So last week I took my youngest son back to college. He’s a sophomore now, and is now living in his first apartment. He’s also the youngest of seven kids. What that means, in parental terms, is that he needed all brand-new furniture for his room… no more hand-me downs left to hand down. They got used up by the first six kids.
More specifically, it means that I, mom/driver/do-it-yourselfer, had to put together a six-drawer dresser, a one-drawer desk, and a bookshelf, all purchased in tiny little boxes from Target. No sense in spending a lot of money to buy a college kid “nice” (read: already-put-together) furniture.
Here’s where my lesson learned comes in: Neither my husband (wonderful as he is) or my ex-husband or a thousand other people I can think of off the top of my head, could have or would have spent FIVE BLEEPING HOURS in beautiful Colorado in a small apartment bedroom gluing and screwing furniture together. So why did I?

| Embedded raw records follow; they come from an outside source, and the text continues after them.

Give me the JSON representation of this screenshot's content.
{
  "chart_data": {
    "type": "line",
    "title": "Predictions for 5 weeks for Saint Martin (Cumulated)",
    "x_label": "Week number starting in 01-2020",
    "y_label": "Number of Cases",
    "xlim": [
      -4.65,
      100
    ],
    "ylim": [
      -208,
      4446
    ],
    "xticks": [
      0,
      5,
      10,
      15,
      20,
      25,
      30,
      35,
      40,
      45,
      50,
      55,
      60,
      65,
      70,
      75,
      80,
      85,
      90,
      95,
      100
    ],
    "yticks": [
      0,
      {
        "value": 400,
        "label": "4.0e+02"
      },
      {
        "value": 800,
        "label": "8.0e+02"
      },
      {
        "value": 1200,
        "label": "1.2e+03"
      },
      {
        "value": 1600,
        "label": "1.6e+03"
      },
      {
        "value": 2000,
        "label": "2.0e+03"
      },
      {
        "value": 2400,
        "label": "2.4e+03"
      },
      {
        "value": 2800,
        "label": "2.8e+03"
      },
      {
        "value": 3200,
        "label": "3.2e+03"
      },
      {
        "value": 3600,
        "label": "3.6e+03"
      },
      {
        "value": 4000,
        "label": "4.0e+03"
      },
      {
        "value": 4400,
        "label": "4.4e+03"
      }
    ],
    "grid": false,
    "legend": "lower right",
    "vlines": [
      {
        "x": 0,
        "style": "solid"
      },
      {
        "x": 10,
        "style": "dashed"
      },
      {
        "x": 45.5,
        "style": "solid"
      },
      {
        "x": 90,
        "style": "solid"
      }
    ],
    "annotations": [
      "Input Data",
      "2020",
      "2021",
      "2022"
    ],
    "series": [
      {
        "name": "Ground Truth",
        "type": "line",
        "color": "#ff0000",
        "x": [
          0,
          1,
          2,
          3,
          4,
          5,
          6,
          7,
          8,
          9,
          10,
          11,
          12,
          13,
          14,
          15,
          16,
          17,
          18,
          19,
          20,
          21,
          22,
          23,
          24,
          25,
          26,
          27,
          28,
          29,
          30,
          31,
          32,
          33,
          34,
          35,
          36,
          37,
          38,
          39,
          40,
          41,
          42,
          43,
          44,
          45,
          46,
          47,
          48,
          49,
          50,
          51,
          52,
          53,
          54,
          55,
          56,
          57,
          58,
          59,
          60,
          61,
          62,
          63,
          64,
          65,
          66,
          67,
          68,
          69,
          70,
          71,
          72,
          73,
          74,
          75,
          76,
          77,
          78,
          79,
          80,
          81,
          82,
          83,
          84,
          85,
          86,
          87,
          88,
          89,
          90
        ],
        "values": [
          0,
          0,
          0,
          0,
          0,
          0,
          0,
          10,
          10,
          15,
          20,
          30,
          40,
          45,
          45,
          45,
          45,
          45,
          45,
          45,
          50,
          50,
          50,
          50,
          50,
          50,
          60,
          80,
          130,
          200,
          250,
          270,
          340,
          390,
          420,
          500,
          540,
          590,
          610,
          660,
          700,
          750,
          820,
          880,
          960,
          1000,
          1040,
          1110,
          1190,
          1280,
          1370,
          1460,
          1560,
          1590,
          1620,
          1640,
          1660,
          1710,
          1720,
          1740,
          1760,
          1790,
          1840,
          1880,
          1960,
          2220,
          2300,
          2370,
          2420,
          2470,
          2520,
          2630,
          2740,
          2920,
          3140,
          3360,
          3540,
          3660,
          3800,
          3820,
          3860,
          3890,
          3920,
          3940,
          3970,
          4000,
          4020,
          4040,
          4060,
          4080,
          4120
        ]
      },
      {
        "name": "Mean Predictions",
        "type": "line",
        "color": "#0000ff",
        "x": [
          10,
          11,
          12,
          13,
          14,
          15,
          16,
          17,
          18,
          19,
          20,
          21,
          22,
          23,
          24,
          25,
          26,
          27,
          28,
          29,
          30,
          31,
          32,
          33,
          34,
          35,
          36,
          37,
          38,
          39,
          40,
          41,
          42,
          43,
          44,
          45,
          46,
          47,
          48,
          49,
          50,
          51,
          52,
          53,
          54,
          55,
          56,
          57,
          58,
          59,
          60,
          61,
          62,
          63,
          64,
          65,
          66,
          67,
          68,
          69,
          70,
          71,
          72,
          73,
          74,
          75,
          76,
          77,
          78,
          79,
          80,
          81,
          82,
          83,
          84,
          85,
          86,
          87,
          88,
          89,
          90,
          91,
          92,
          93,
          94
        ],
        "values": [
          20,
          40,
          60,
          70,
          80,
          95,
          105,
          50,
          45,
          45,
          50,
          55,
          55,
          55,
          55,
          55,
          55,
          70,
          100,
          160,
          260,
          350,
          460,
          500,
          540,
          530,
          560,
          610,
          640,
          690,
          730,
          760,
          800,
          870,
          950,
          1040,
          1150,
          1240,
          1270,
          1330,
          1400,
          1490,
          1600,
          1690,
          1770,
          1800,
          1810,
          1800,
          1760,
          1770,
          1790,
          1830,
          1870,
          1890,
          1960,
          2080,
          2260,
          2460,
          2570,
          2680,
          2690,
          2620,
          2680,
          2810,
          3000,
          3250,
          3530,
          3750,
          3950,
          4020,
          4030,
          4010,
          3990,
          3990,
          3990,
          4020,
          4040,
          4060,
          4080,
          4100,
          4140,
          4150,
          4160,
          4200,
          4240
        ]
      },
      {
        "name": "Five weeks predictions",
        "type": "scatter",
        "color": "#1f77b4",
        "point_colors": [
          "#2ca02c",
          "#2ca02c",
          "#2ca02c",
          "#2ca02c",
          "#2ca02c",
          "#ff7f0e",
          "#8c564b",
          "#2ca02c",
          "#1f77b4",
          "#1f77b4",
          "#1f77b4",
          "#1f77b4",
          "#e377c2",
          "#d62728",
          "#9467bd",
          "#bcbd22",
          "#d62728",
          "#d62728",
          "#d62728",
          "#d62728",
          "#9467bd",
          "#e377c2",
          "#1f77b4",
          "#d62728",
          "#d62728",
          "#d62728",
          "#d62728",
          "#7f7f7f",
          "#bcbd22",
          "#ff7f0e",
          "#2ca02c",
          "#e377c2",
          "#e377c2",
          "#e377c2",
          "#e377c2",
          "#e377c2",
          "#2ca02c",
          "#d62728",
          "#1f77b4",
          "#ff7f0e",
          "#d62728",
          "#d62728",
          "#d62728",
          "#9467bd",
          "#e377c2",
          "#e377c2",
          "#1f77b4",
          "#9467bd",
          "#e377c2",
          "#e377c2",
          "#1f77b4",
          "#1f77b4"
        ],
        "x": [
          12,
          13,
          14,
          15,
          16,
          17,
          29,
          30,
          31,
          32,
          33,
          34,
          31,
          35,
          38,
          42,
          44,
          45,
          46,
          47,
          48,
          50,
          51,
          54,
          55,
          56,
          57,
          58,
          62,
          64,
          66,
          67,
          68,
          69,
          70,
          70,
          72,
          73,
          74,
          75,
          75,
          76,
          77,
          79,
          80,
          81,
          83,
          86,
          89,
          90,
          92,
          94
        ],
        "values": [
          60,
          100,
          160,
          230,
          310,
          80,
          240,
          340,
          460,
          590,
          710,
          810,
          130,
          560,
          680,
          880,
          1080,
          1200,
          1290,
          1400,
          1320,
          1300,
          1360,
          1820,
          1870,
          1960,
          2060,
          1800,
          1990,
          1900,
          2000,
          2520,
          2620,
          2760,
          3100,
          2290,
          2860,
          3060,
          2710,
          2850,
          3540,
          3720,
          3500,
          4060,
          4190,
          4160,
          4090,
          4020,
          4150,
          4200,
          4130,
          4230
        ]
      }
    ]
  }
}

Because I am able. I am logical, patient, determined, and intelligent. And these are all the qualities that make me capable of sitting alone, at a desk, quietly creating novels. Over the 47+ years of my life, I have rarely failed to achieve my goals. Whether my goal is to get three pieces of furniture assembled in time for dinner with my son, or publishing a novel, I never stop until I am successful. (Please see my previous blog entry referring to the Calvin Coolidge quote on persistence.)
But which came first? The need to turn 280 random pieces of wood and rails and screws into a dresser, or the ability to do such a task? Or, the fact that until my book sells, I must be very frugal?
So many questions, so little time. So many callouses on my hand.